Israel threatens force over Iran nuclear standoff


AFP
February 4, 2010

Israeli Strategic Affairs Minister Moshe Yaalon raised on Wednesday the possibility of using force to stop Iran from developing nuclear weapons, something Tehran vehemently denies it is seeking.

“Iran’s plan will probably be stopped by a regime change or, if there is no other choice, by a recourse to force to deprive Iran of its nuclear arms production capabilities,” Yaalon told a security conference in Herzliya, northern Israel.

“It is important to continue to make clear to the extremist regime in Iran that all options remain on the table and that ignoring the demands of the international community will probably end in bitter tears for Iran,” he added.

[efoods]Yaalon also called on the international community to impose even harsher sanctions on Iran over its nuclear programme.

Iran is already under three sets of sanctions imposed by the United Nations Security Council for its refusal to stop enriching uranium, a process that can produce fuel for nuclear reactors but also fissile material for an atomic bomb.

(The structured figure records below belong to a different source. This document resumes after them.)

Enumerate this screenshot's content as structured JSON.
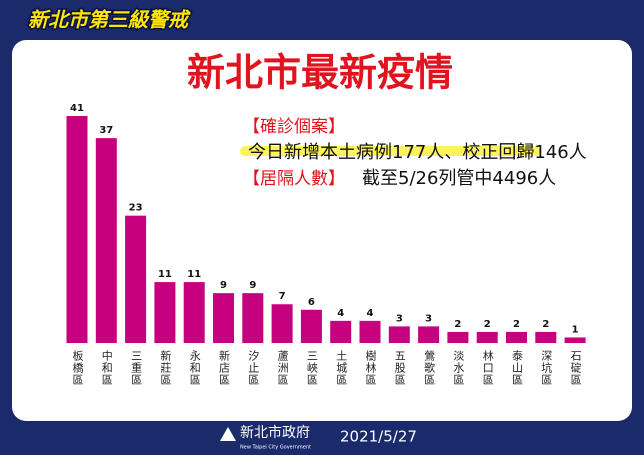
{
  "header": {
    "alert": "新北市第三級警戒",
    "title": "新北市最新疫情"
  },
  "notes": [
    {
      "label": "【確診個案】",
      "text": "今日新增本土病例177人、校正回歸146人"
    },
    {
      "label": "【居隔人數】",
      "text": "截至5/26列管中4496人"
    }
  ],
  "chart_data": {
    "type": "bar",
    "categories": [
      "板橋區",
      "中和區",
      "三重區",
      "新莊區",
      "永和區",
      "新店區",
      "汐止區",
      "蘆洲區",
      "三峽區",
      "土城區",
      "樹林區",
      "五股區",
      "鶯歌區",
      "淡水區",
      "林口區",
      "泰山區",
      "深坑區",
      "石碇區"
    ],
    "values": [
      41,
      37,
      23,
      11,
      11,
      9,
      9,
      7,
      6,
      4,
      4,
      3,
      3,
      2,
      2,
      2,
      2,
      1
    ],
    "color": "#c6007e"
  },
  "footer": {
    "org": "新北市政府",
    "org_en": "New Taipei City Government",
    "date": "2021/5/27"
  }
}
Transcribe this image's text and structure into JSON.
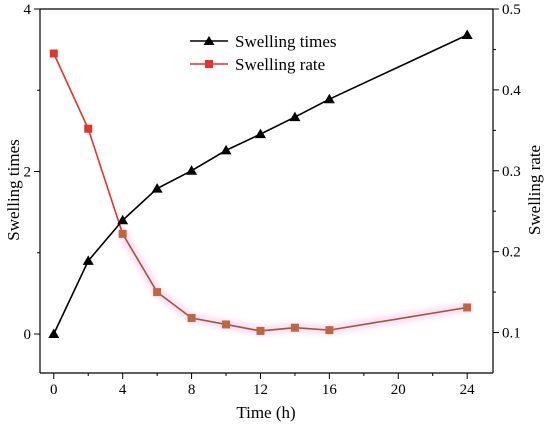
{
  "chart_data": {
    "type": "line",
    "x": [
      0,
      2,
      4,
      6,
      8,
      10,
      12,
      14,
      16,
      24
    ],
    "xlabel": "Time (h)",
    "xlim": [
      -0.8,
      25.5
    ],
    "xticks": [
      0,
      4,
      8,
      12,
      16,
      20,
      24
    ],
    "xticks_minor": [
      2,
      6,
      10,
      14,
      18,
      22
    ],
    "y_left": {
      "label": "Swelling times",
      "lim": [
        -0.48,
        4
      ],
      "ticks": [
        0,
        2,
        4
      ],
      "ticks_minor": [
        1,
        3
      ]
    },
    "y_right": {
      "label": "Swelling rate",
      "lim": [
        0.05,
        0.5
      ],
      "ticks": [
        0.1,
        0.2,
        0.3,
        0.4,
        0.5
      ],
      "ticks_minor": [
        0.15,
        0.25,
        0.35,
        0.45
      ]
    },
    "legend_position": "top-center",
    "series": [
      {
        "name": "Swelling times",
        "axis": "left",
        "marker": "triangle",
        "color": "#000000",
        "values": [
          0.0,
          0.9,
          1.4,
          1.79,
          2.01,
          2.26,
          2.46,
          2.67,
          2.89,
          3.68
        ]
      },
      {
        "name": "Swelling rate",
        "axis": "right",
        "marker": "square",
        "color": "#e8322a",
        "segment_colors": {
          "early": "#e8322a",
          "late": "#a0563a"
        },
        "values": [
          0.445,
          0.352,
          0.222,
          0.15,
          0.118,
          0.11,
          0.102,
          0.106,
          0.103,
          0.131
        ]
      }
    ]
  }
}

Earlier on Wednesday, Iranian President Mahmoud Ahmadinejad raised the possibility Tehran might come to an agreement with world powers over its enrichment programme.

“It is important to make Iran understand that the leaders of the international community are determined to the point of putting this matter at the top of their list of priorities, even if they have to pay an economic or even military price.”

Israel, the United States and a number of other Western countries accuse Iran of using what it claims is a purely civilian nuclear energy programme as a cover for developing atomic weapons. Iran denies that.

Yaalon’s reference to force was not new. Both the United States and Israel have consistently refused to rule out the use of force if diplomatic efforts to rein in Tehran are unsuccessful.

Israel has already acted in similar circumstances.

In 1981, Jewish warplanes bombed an Iraqi nuclear plant outside Baghdad. The prime minister Menachem Begin said the attack was necessary because the facility was about to become operational and would have permitted the regime of Saddam Hussein to manufacture nuclear weapons.